Christine here: Due to some camera or perhaps camera-cord difficulties, I also (along with Dianne) have had difficulty posting recently. But, I have figured out a work-around that involves removing the memory card and inserting it into the one desktop computer that can recognize it, then copying it to a flash drive and importing the photos to my laptop. Excessively complicated but at least it works now!!
Here is the completed curved strip rug that I was complaining about so much:
The curves were completed by making a series of increases and decreases. After multiple attempts at deeper curves, I realized that the most I could put into the rug (and still keep the braids perfectly parallel) was 1 increase or decrease per curve in the red braid and 2 increases or decreases per curve in the gray braid. Any more increases/decreases than that, and I lost the parallel aspect and they had to become expanding and shrinking curves, if that makes sense.

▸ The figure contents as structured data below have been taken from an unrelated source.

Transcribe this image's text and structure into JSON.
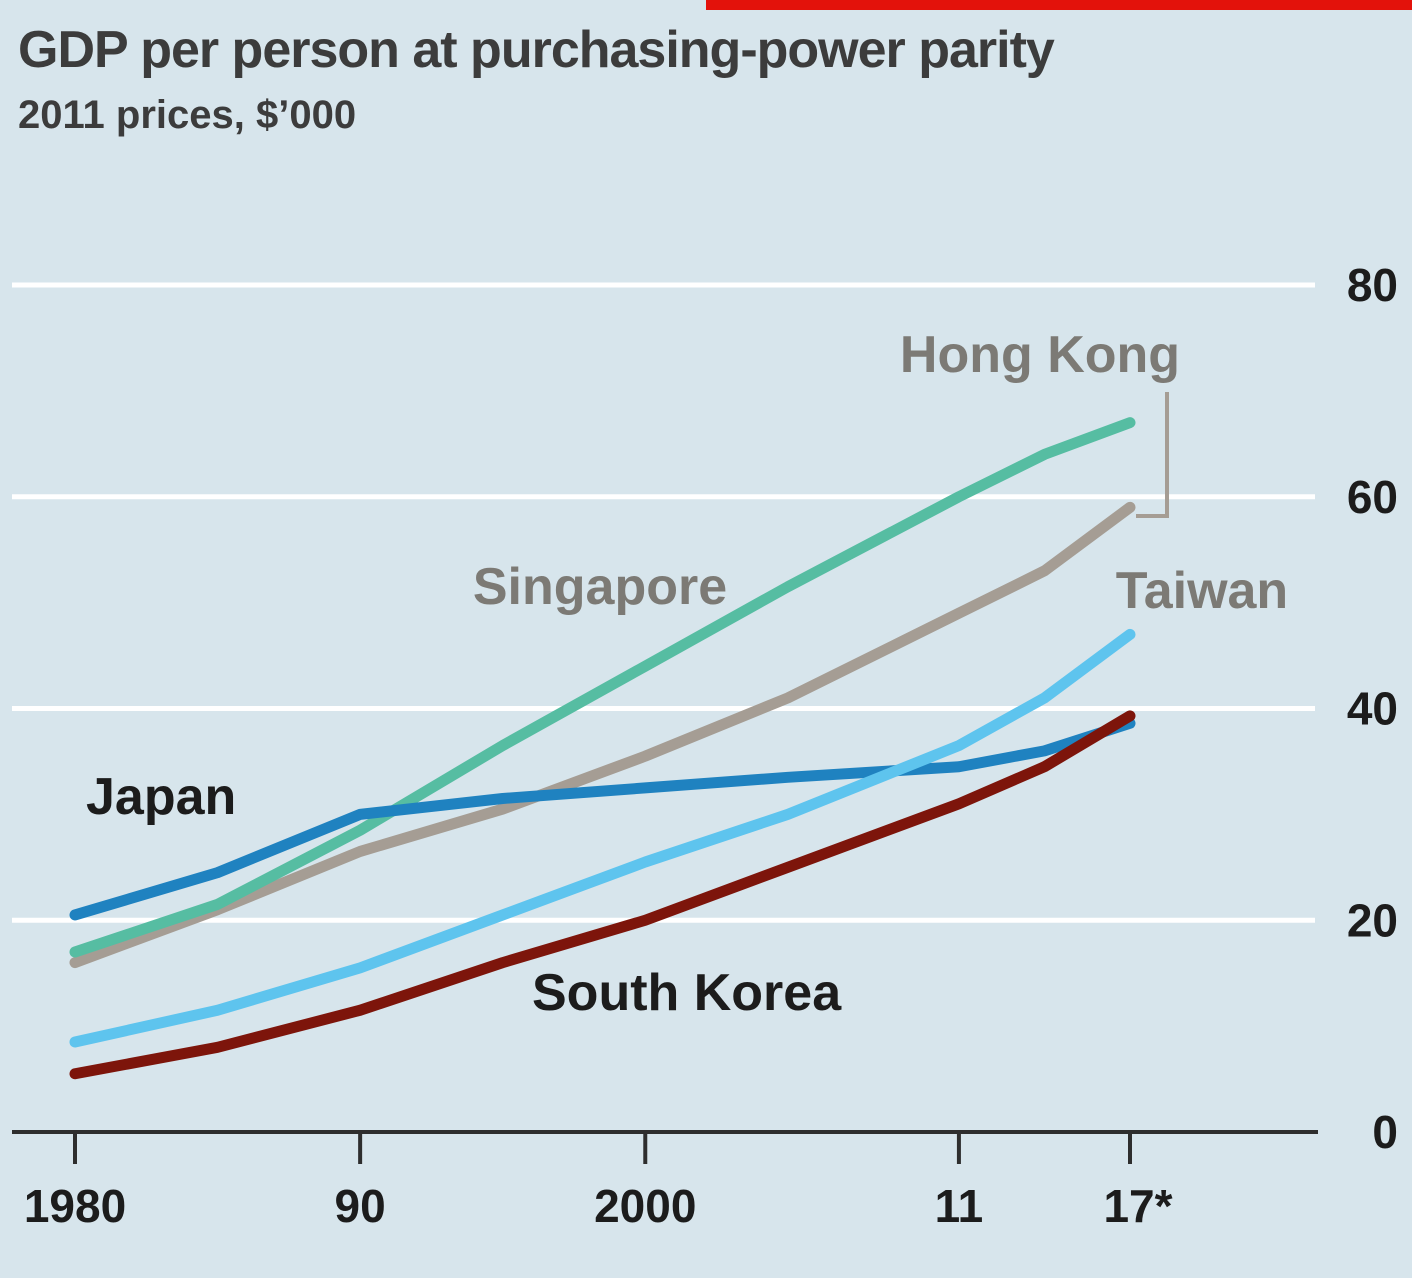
{
  "accent_bar_color": "#e3120b",
  "header": {
    "title": "GDP per person at purchasing-power parity",
    "subtitle": "2011 prices, $’000"
  },
  "chart_data": {
    "type": "line",
    "title": "GDP per person at purchasing-power parity",
    "subtitle": "2011 prices, $’000",
    "x": [
      1980,
      1985,
      1990,
      1995,
      2000,
      2005,
      2011,
      2014,
      2017
    ],
    "x_tick_years": [
      1980,
      1990,
      2000,
      2011,
      2017
    ],
    "x_tick_labels": [
      "1980",
      "90",
      "2000",
      "11",
      "17*"
    ],
    "y_ticks": [
      0,
      20,
      40,
      60,
      80
    ],
    "xlim": [
      1980,
      2017
    ],
    "ylim": [
      0,
      85
    ],
    "grid": "horizontal-white-lines",
    "legend": "inline-series-labels",
    "gridline_color": "#ffffff",
    "axis_color": "#2e2e2e",
    "series": [
      {
        "name": "Hong Kong",
        "color": "#a59d94",
        "label_style": "gray",
        "values": [
          16,
          21,
          26.5,
          30.5,
          35.5,
          41,
          49,
          53,
          59
        ]
      },
      {
        "name": "Singapore",
        "color": "#56bda2",
        "label_style": "gray",
        "values": [
          17,
          21.5,
          28.5,
          36.5,
          44,
          51.5,
          60,
          64,
          67
        ]
      },
      {
        "name": "Japan",
        "color": "#1f82c0",
        "label_style": "dark",
        "values": [
          20.5,
          24.5,
          30,
          31.5,
          32.5,
          33.5,
          34.5,
          36,
          38.6
        ]
      },
      {
        "name": "Taiwan",
        "color": "#5ec4ee",
        "label_style": "gray",
        "values": [
          8.5,
          11.5,
          15.5,
          20.5,
          25.5,
          30,
          36.5,
          41,
          47
        ]
      },
      {
        "name": "South Korea",
        "color": "#7d150b",
        "label_style": "dark",
        "values": [
          5.5,
          8,
          11.5,
          16,
          20,
          25,
          31,
          34.5,
          39.3
        ]
      }
    ],
    "annotations": [
      {
        "name": "hong-kong-connector",
        "type": "elbow-line",
        "color": "#a59d94"
      }
    ]
  }
}
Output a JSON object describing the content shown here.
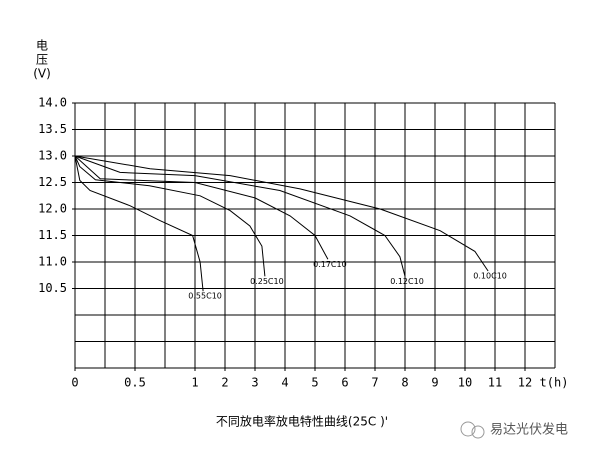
{
  "chart_data": {
    "type": "line",
    "caption": "不同放电率放电特性曲线(25C )'",
    "ylabel_lines": [
      "电",
      "压",
      "(V)"
    ],
    "xlabel": "t(h)",
    "watermark": "易达光伏发电",
    "ylim": [
      9.0,
      14.0
    ],
    "yticks": [
      {
        "value": 14,
        "label": "14.0"
      },
      13.5,
      {
        "value": 13,
        "label": "13.0"
      },
      12.5,
      {
        "value": 12,
        "label": "12.0"
      },
      11.5,
      {
        "value": 11,
        "label": "11.0"
      },
      10.5
    ],
    "xlim": [
      0,
      13
    ],
    "xticks": [
      0,
      0.5,
      1,
      2,
      3,
      4,
      5,
      6,
      7,
      8,
      9,
      10,
      11,
      12
    ],
    "grid": true,
    "color": "#000000",
    "series": [
      {
        "name": "0.55C10",
        "x": [
          0,
          0.04,
          0.125,
          0.46,
          0.71,
          0.98,
          1.17,
          1.27
        ],
        "values": [
          13.0,
          12.54,
          12.35,
          12.06,
          11.78,
          11.5,
          11.0,
          10.45
        ]
      },
      {
        "name": "0.25C10",
        "x": [
          0,
          0.04,
          0.17,
          0.62,
          1.17,
          2.17,
          2.83,
          3.23,
          3.33
        ],
        "values": [
          13.0,
          12.8,
          12.55,
          12.44,
          12.25,
          11.97,
          11.68,
          11.3,
          10.73
        ]
      },
      {
        "name": "0.17C10",
        "x": [
          0,
          0.21,
          1,
          3,
          4.17,
          5,
          5.43
        ],
        "values": [
          13.0,
          12.57,
          12.5,
          12.21,
          11.87,
          11.5,
          11.05
        ]
      },
      {
        "name": "0.12C10",
        "x": [
          0,
          0.375,
          1,
          3.83,
          6.17,
          7.33,
          7.83,
          8
        ],
        "values": [
          13.0,
          12.69,
          12.63,
          12.35,
          11.87,
          11.5,
          11.1,
          10.73
        ]
      },
      {
        "name": "0.10C10",
        "x": [
          0,
          0.625,
          2.17,
          4.5,
          7.17,
          9.17,
          10.33,
          10.77
        ],
        "values": [
          13.0,
          12.76,
          12.63,
          12.38,
          12.0,
          11.59,
          11.2,
          10.83
        ]
      }
    ]
  }
}
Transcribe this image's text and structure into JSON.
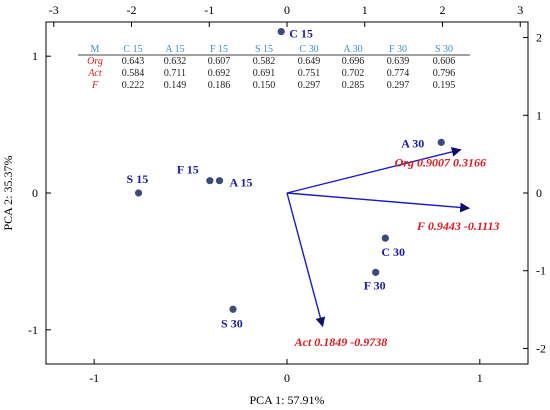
{
  "chart_data": {
    "type": "scatter",
    "title": "",
    "xlabel": "PCA 1: 57.91%",
    "ylabel": "PCA 2: 35.37%",
    "scores_xlim": [
      -1.25,
      1.25
    ],
    "scores_ylim": [
      -1.25,
      1.25
    ],
    "scores_xticks": [
      -1,
      0,
      1
    ],
    "scores_yticks": [
      -1,
      0,
      1
    ],
    "loadings_xlim": [
      -3.1,
      3.1
    ],
    "loadings_ylim": [
      -2.2,
      2.2
    ],
    "loadings_xticks": [
      -3,
      -2,
      -1,
      0,
      1,
      2,
      3
    ],
    "loadings_yticks": [
      -2,
      -1,
      0,
      1,
      2
    ],
    "grid": false,
    "points": [
      {
        "label": "C 15",
        "x": -0.03,
        "y": 1.18
      },
      {
        "label": "S 15",
        "x": -0.77,
        "y": 0.0
      },
      {
        "label": "F 15",
        "x": -0.4,
        "y": 0.09
      },
      {
        "label": "A 15",
        "x": -0.35,
        "y": 0.09
      },
      {
        "label": "A 30",
        "x": 0.8,
        "y": 0.37
      },
      {
        "label": "C 30",
        "x": 0.51,
        "y": -0.33
      },
      {
        "label": "F 30",
        "x": 0.46,
        "y": -0.58
      },
      {
        "label": "S 30",
        "x": -0.28,
        "y": -0.85
      }
    ],
    "vectors": [
      {
        "label": "Org 0.9007 0.3166",
        "x": 0.9007,
        "y": 0.3166
      },
      {
        "label": "F 0.9443 -0.1113",
        "x": 0.9443,
        "y": -0.1113
      },
      {
        "label": "Act 0.1849 -0.9738",
        "x": 0.1849,
        "y": -0.9738
      }
    ],
    "table": {
      "columns": [
        "M",
        "C 15",
        "A 15",
        "F 15",
        "S 15",
        "C 30",
        "A 30",
        "F 30",
        "S 30"
      ],
      "rows": [
        {
          "name": "Org",
          "values": [
            "0.643",
            "0.632",
            "0.607",
            "0.582",
            "0.649",
            "0.696",
            "0.639",
            "0.606"
          ]
        },
        {
          "name": "Act",
          "values": [
            "0.584",
            "0.711",
            "0.692",
            "0.691",
            "0.751",
            "0.702",
            "0.774",
            "0.796"
          ]
        },
        {
          "name": "F",
          "values": [
            "0.222",
            "0.149",
            "0.186",
            "0.150",
            "0.297",
            "0.285",
            "0.297",
            "0.195"
          ]
        }
      ]
    }
  }
}
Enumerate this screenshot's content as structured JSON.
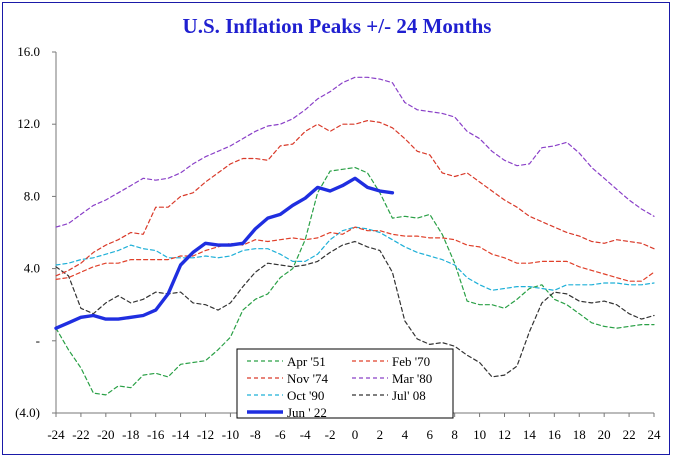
{
  "chart_data": {
    "type": "line",
    "title": "U.S. Inflation Peaks +/- 24 Months",
    "xlabel": "",
    "ylabel": "",
    "xlim": [
      -24,
      24
    ],
    "ylim": [
      -4,
      16
    ],
    "x_ticks": [
      "-24",
      "-22",
      "-20",
      "-18",
      "-16",
      "-14",
      "-12",
      "-10",
      "-8",
      "-6",
      "-4",
      "-2",
      "0",
      "2",
      "4",
      "6",
      "8",
      "10",
      "12",
      "14",
      "16",
      "18",
      "20",
      "22",
      "24"
    ],
    "y_ticks": [
      {
        "value": 16,
        "label": "16.0"
      },
      {
        "value": 12,
        "label": "12.0"
      },
      {
        "value": 8,
        "label": "8.0"
      },
      {
        "value": 4,
        "label": "4.0"
      },
      {
        "value": 0,
        "label": "-"
      },
      {
        "value": -4,
        "label": "(4.0)"
      }
    ],
    "grid": false,
    "legend_position": "bottom-center",
    "series": [
      {
        "name": "Apr '51",
        "color": "#2aa046",
        "style": "dashed",
        "width": 1.2,
        "start_x": -24,
        "values": [
          0.7,
          -0.5,
          -1.5,
          -2.9,
          -3.0,
          -2.5,
          -2.6,
          -1.9,
          -1.8,
          -2.0,
          -1.3,
          -1.2,
          -1.1,
          -0.5,
          0.2,
          1.7,
          2.3,
          2.6,
          3.5,
          4.0,
          5.6,
          8.2,
          9.4,
          9.5,
          9.6,
          9.3,
          8.2,
          6.8,
          6.9,
          6.8,
          7.0,
          5.9,
          4.3,
          2.2,
          2.0,
          2.0,
          1.8,
          2.3,
          2.9,
          3.1,
          2.3,
          2.0,
          1.5,
          1.0,
          0.8,
          0.7,
          0.8,
          0.9,
          0.9
        ]
      },
      {
        "name": "Feb '70",
        "color": "#e0402a",
        "style": "dashed",
        "width": 1.2,
        "start_x": -24,
        "values": [
          3.4,
          3.5,
          3.8,
          4.1,
          4.3,
          4.3,
          4.5,
          4.5,
          4.5,
          4.5,
          4.7,
          4.7,
          5.0,
          5.2,
          5.4,
          5.3,
          5.6,
          5.5,
          5.6,
          5.7,
          5.6,
          5.7,
          6.0,
          5.9,
          6.3,
          6.1,
          6.1,
          5.9,
          5.8,
          5.8,
          5.7,
          5.7,
          5.6,
          5.3,
          5.2,
          4.8,
          4.6,
          4.3,
          4.3,
          4.4,
          4.4,
          4.4,
          4.1,
          3.9,
          3.7,
          3.5,
          3.3,
          3.3,
          3.8
        ]
      },
      {
        "name": "Nov '74",
        "color": "#d93a2a",
        "style": "dashed",
        "width": 1.2,
        "start_x": -24,
        "values": [
          3.6,
          3.9,
          4.3,
          4.9,
          5.3,
          5.6,
          6.0,
          5.9,
          7.4,
          7.4,
          8.0,
          8.2,
          8.8,
          9.3,
          9.8,
          10.1,
          10.1,
          10.0,
          10.8,
          10.9,
          11.6,
          12.0,
          11.6,
          12.0,
          12.0,
          12.2,
          12.1,
          11.8,
          11.2,
          10.5,
          10.3,
          9.3,
          9.1,
          9.3,
          8.8,
          8.3,
          7.8,
          7.4,
          6.9,
          6.6,
          6.3,
          6.0,
          5.8,
          5.5,
          5.4,
          5.6,
          5.5,
          5.4,
          5.1
        ]
      },
      {
        "name": "Mar '80",
        "color": "#8a40c8",
        "style": "dashed",
        "width": 1.2,
        "start_x": -24,
        "values": [
          6.3,
          6.5,
          7.0,
          7.5,
          7.8,
          8.2,
          8.6,
          9.0,
          8.9,
          9.0,
          9.3,
          9.8,
          10.2,
          10.5,
          10.8,
          11.2,
          11.6,
          11.9,
          12.0,
          12.3,
          12.8,
          13.4,
          13.8,
          14.3,
          14.6,
          14.6,
          14.5,
          14.3,
          13.2,
          12.8,
          12.7,
          12.6,
          12.4,
          11.6,
          11.2,
          10.5,
          10.0,
          9.7,
          9.8,
          10.7,
          10.8,
          11.0,
          10.4,
          9.6,
          9.0,
          8.4,
          7.8,
          7.3,
          6.9
        ]
      },
      {
        "name": "Oct '90",
        "color": "#1fb0d8",
        "style": "dashed",
        "width": 1.2,
        "start_x": -24,
        "values": [
          4.2,
          4.3,
          4.5,
          4.6,
          4.8,
          5.0,
          5.3,
          5.1,
          5.0,
          4.6,
          4.6,
          4.6,
          4.7,
          4.6,
          4.7,
          5.0,
          5.1,
          5.1,
          4.8,
          4.4,
          4.4,
          4.8,
          5.6,
          6.1,
          6.3,
          6.2,
          6.0,
          5.6,
          5.2,
          4.9,
          4.7,
          4.5,
          4.2,
          3.5,
          3.1,
          2.8,
          2.9,
          3.0,
          3.0,
          2.9,
          2.8,
          3.1,
          3.1,
          3.1,
          3.2,
          3.2,
          3.1,
          3.1,
          3.2
        ]
      },
      {
        "name": "Jul '08",
        "color": "#333333",
        "style": "dashed",
        "width": 1.2,
        "start_x": -24,
        "values": [
          4.1,
          3.6,
          1.8,
          1.5,
          2.1,
          2.5,
          2.1,
          2.3,
          2.7,
          2.6,
          2.7,
          2.1,
          2.0,
          1.7,
          2.1,
          3.0,
          3.8,
          4.3,
          4.2,
          4.1,
          4.2,
          4.4,
          4.9,
          5.3,
          5.5,
          5.2,
          5.0,
          3.8,
          1.1,
          0.1,
          -0.2,
          -0.1,
          -0.3,
          -0.8,
          -1.2,
          -2.0,
          -1.9,
          -1.4,
          0.5,
          2.1,
          2.7,
          2.6,
          2.2,
          2.1,
          2.2,
          2.0,
          1.5,
          1.2,
          1.4
        ]
      },
      {
        "name": "Jun ' 22",
        "color": "#1f2ee0",
        "style": "solid",
        "width": 3.4,
        "start_x": -24,
        "values": [
          0.7,
          1.0,
          1.3,
          1.4,
          1.2,
          1.2,
          1.3,
          1.4,
          1.7,
          2.6,
          4.2,
          4.9,
          5.4,
          5.3,
          5.3,
          5.4,
          6.2,
          6.8,
          7.0,
          7.5,
          7.9,
          8.5,
          8.3,
          8.6,
          9.0,
          8.5,
          8.3,
          8.2
        ]
      }
    ],
    "legend_rows": [
      [
        "Apr '51",
        "Feb '70"
      ],
      [
        "Nov '74",
        "Mar '80"
      ],
      [
        "Oct '90",
        "Jul' 08"
      ],
      [
        "Jun ' 22",
        ""
      ]
    ]
  }
}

I was able to finish the rug on my home machine (Husqvarna Viking “Quilter” edition) with a new pack of jeans-weight sewing needles. I did 2 rows of fairly tight zigzag stitch across each end. I went through 4 needles. So it’s not a perfect technique… but easier than sending it off in the mail (Pam Rowan will finish these strip rugs on her industrial sewing machine if you send them to her: email@example.com).
My next project was going to be a super-curvy rug but… before I could get to it, I got distracted by yet another idea. I’ve been preparing for teaching at ATHA in San Antonio with Kris McDermet and Dianne Tobias, where the 3 of us are going to teach sections of
Attaching Braids to Hooking (or whatever the actual title is, something like that). I had so enjoyed my Cornered strip rug that I did earlier (still haven’t finished the ends, truth be told) that I decided to work on a cornered rug around hooked centers. I have spent the last 5 days rug-punching 5 eight-inch squares for this rug. I’m working on finishing the padding and backing now. Here are 3:
And here’s a view of the side, where a little of the hooking foundation is visible so that you can lace the future braids to it:
I am sick to death of rug punching, but at least they’re completed and now I can begin the braiding portion. Here’s what I have in mind for the squares:
I plan on putting several rows of braid around the squares and spent all day yesterday dyeing yards of pinky-purple fabric… which turned out too dark initially, darn it, so I tried again with less dye and it still came out darker than I wanted… that magenta is really powerful stuff, isn’t it? Anyway, after torturing myself with all the rug punching, all I want to do is braid.
Final comment: I was reading an essay on Robert Southey, a poet from the early 1800’s who was fond of creating new words: an example is “autobiography.” One of his 400 created words was agathokakological (composed of both good and evil). He apparently planned a literary utopia withe Samuel Taylor Coleridge on the banks of the Susquehanna River in my home state of Pennsylvania, but they couldn’t ever agree on the location so the plans fell apart. (Probably for the best: few of those 19th century utopian societies lasted). Anyway, reading about him inspired my own neologism: pathoplekophilia: a pathological love of rug braiding.